Précarisation professionnelle et santé : articuler qualitatif et quantitatif, populations particulières et population générale
Presented by: Émilie Counil (Ined) ; Discussant: Arnaud Mias (Université Paris-Dauphine, IRISSO-CNRS)
Si la référence aux risques professionnels domine le champ de la santé au travail, les transformations du travail et de l’emploi des 40 dernières années interrogent les mécanismes par lesquels travail et emploi interviennent dans la construction des inégalités sociales de santé tout au long de la vie. Parmi ces évolutions, le recours croissant aux formes d’emploi dites atypiques et la place du chômage dans les parcours, en particulier des femmes, nous invite à aborder ces questions à travers les notions de précarité et de précarisation professionnelle. Nous fondant sur une enquête qualitative conduite en milieu populaire auprès de patients atteints de cancer, nous avons caractérisé quantitativement les parcours ayant accumulé différents types de désavantages : exposition à des risques professionnels (ici des cancérogènes professionnels), mais aussi conditions d’emploi dégradées (instabilité, discontinuité, caractère peu qualifié, polyvalence). Nous avons sur cette base construit une typologie reflétant certaines formes de précarisation professionnelle.
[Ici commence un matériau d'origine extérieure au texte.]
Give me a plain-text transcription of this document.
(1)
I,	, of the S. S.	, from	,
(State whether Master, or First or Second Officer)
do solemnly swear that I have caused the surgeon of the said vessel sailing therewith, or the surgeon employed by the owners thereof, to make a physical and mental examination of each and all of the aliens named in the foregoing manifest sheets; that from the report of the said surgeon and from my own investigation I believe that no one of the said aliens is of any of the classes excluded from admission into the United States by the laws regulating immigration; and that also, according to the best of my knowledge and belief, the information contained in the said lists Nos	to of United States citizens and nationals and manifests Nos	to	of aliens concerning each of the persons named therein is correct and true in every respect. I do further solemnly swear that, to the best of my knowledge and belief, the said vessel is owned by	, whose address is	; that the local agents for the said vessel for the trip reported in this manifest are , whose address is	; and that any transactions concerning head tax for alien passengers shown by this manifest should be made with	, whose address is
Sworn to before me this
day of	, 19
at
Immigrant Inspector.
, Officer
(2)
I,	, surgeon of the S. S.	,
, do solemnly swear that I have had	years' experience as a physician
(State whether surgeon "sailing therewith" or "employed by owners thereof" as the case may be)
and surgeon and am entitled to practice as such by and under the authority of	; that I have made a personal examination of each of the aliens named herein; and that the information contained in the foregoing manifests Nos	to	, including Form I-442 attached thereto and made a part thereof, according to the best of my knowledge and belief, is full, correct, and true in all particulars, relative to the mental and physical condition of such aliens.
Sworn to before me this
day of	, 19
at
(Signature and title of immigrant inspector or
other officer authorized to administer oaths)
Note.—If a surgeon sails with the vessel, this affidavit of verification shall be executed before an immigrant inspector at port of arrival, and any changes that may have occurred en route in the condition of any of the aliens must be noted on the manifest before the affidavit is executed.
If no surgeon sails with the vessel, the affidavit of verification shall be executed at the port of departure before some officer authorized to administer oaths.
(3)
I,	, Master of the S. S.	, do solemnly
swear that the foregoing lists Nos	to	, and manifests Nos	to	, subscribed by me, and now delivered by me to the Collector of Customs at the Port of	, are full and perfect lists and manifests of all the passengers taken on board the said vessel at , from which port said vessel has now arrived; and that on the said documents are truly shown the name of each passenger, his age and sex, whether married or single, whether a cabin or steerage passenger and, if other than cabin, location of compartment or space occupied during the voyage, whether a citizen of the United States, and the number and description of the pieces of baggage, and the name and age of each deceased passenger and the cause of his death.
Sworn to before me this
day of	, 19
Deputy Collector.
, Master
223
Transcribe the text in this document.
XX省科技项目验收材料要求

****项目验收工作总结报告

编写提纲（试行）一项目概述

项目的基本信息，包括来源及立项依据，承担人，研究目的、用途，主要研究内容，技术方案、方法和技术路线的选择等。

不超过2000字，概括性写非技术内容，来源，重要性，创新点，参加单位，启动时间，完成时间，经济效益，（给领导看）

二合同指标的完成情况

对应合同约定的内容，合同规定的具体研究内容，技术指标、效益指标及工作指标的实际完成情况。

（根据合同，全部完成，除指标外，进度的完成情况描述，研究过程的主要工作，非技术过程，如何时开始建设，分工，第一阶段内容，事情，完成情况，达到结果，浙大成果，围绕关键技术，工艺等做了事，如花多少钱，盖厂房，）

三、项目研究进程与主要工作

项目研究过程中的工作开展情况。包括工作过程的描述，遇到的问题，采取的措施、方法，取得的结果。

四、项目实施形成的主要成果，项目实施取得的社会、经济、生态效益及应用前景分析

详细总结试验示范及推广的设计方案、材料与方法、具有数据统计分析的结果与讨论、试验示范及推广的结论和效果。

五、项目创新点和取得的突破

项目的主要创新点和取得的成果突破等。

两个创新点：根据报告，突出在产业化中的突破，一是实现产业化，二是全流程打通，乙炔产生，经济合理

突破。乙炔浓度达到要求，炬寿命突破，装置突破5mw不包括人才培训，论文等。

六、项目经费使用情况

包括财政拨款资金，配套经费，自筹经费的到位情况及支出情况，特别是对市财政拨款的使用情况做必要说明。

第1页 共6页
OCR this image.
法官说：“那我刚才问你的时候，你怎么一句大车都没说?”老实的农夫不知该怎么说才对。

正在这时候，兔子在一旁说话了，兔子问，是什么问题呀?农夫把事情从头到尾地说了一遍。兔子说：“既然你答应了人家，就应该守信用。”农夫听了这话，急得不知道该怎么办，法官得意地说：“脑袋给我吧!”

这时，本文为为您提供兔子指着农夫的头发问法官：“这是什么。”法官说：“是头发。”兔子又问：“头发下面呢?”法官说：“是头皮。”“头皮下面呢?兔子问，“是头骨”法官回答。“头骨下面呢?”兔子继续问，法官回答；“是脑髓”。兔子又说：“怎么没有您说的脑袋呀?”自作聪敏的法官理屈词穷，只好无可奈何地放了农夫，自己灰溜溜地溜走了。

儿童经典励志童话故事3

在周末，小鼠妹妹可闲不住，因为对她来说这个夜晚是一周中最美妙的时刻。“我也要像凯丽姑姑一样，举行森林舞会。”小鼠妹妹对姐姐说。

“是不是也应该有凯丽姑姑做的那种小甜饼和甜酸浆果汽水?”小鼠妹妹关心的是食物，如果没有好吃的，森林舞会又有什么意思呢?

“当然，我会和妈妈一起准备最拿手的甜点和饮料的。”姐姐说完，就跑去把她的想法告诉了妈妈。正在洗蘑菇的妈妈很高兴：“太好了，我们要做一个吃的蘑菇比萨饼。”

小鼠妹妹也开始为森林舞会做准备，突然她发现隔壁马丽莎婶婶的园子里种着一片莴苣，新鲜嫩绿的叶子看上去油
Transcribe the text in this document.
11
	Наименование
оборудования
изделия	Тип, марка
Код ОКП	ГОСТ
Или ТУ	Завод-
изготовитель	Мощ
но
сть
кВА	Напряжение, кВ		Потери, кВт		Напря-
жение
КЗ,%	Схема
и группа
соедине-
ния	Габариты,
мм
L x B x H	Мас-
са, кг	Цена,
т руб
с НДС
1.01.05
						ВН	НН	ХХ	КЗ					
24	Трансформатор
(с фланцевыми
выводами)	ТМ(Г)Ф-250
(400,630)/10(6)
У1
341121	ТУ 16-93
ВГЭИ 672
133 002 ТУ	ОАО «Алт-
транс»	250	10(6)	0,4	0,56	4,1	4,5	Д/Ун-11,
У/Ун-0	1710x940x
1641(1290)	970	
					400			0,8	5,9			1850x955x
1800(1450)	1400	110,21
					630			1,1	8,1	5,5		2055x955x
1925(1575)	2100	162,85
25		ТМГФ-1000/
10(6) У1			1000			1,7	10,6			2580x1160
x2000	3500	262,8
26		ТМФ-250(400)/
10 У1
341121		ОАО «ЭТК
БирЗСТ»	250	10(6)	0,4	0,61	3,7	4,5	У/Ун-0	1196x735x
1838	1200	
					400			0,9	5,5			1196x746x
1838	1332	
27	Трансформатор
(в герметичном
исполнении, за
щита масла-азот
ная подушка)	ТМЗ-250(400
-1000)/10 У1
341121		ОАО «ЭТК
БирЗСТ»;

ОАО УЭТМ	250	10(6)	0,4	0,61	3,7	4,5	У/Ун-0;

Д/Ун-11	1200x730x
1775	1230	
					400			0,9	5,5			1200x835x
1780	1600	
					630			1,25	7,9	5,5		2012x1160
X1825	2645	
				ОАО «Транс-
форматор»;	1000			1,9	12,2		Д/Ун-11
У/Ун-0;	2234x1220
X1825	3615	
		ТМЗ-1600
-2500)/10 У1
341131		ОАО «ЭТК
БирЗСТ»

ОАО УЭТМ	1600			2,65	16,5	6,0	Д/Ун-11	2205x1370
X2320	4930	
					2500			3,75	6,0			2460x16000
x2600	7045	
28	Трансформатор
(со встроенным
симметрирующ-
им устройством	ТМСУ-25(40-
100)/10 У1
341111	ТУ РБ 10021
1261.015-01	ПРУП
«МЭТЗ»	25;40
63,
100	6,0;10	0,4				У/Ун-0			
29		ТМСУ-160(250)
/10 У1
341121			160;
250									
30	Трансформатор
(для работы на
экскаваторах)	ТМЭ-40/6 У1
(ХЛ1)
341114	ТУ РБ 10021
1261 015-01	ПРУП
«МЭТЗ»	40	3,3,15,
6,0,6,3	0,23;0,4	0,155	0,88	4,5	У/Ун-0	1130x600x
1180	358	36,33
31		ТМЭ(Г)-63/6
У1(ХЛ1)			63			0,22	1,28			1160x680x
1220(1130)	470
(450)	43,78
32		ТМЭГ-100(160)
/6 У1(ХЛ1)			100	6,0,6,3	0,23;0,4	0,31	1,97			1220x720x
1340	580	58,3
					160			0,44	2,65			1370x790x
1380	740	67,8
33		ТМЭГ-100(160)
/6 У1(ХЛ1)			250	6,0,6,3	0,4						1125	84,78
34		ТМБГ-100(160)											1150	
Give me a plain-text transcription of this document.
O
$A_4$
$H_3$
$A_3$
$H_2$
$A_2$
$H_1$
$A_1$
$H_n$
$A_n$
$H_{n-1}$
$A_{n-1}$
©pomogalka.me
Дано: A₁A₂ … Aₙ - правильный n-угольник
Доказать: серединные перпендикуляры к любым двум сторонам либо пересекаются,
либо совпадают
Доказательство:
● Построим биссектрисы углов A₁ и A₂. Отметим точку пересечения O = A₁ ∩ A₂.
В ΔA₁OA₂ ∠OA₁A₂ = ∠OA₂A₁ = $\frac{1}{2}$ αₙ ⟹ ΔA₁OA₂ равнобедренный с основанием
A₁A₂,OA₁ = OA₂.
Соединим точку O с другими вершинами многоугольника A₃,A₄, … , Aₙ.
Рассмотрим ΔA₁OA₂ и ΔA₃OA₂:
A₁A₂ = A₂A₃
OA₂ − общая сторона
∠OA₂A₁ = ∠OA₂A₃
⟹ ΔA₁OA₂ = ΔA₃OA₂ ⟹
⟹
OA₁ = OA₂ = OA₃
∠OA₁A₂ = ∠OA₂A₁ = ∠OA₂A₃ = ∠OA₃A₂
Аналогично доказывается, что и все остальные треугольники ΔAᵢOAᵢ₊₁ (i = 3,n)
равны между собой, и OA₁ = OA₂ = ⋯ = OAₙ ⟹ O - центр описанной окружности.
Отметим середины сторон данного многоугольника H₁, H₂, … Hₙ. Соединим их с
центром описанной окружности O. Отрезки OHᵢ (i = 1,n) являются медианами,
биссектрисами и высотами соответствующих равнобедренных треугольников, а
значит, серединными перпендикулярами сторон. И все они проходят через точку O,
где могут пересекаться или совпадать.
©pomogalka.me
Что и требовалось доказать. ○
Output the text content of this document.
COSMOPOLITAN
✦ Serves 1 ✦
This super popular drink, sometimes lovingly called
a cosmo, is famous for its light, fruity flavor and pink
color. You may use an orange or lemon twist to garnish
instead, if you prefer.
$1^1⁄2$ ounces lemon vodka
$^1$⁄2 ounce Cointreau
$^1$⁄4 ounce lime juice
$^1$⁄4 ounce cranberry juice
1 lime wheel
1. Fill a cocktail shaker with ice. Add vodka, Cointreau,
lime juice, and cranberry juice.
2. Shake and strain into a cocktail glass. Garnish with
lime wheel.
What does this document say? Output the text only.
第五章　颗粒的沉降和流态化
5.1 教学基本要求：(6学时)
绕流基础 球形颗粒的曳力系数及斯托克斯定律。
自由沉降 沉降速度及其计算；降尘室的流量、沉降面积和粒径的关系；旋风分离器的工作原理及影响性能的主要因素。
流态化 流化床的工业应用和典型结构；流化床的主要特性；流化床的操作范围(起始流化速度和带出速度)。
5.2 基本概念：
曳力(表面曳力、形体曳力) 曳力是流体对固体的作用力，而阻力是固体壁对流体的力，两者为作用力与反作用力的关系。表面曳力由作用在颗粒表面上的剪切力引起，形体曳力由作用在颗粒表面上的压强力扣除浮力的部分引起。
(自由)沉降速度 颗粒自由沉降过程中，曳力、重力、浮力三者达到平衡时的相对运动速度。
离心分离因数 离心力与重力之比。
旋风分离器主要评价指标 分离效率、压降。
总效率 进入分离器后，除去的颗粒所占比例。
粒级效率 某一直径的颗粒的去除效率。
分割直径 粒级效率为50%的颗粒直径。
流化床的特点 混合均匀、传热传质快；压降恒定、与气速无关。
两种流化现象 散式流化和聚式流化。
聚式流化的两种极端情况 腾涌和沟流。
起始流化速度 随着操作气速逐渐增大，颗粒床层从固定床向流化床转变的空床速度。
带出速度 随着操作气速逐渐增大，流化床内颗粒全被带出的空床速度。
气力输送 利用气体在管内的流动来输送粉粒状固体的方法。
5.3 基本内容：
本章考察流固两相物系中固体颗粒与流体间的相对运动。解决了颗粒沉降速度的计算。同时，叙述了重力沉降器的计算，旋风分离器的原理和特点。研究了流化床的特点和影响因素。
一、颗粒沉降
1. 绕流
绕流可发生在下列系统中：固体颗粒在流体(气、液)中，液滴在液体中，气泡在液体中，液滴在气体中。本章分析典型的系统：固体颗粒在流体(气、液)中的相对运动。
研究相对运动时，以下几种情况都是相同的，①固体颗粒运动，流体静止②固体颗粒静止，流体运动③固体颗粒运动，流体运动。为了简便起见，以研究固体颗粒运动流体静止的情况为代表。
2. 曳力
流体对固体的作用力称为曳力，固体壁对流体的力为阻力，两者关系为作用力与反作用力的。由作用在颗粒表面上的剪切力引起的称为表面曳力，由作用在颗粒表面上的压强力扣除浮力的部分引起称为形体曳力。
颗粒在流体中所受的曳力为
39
Appliquée à la population française (enquête SIP santé itinéraire professionnel), cette typologie révèle une surreprésentation des femmes au sein des parcours dits « fortement précarisés ». L’état de santé général (mini-module européen) est quant à lui plus souvent jugé « moyen » à « très mauvais » parmi les participants ayant eu un parcours « fortement précarisé », avec un gradient similaire entre hommes et femmes. Cette recherche collective, encore en cours, vise actuellement à interpréter ces résultats dans une perspective historique du changement et à intégrer les rapports sociaux de sexe dans l’analyse des parcours.
Emilie Counil
Emilie Counil est depuis septembre chargée de recherche à l’Ined où elle est membre de l’unité Mortalité, santé, épidémiologie (MSE) et collabore avec l’unité Démographie économique. Elle est également chercheuse associée à l’IRIS (Institut de recherche interdisciplinaire sur les enjeux sociaux). Ses recherches portent d’une part sur la façon dont l’épidémiologie peut contribuer à la non-émergence de problèmes de santé publique, ou à la non-intervention face à des problèmes bien identifiés. D’autre part, elle développe des approches de quantification des atteintes à la santé liées au travail et à l’environnement tenant compte de leur stratification sociale sur le temps long.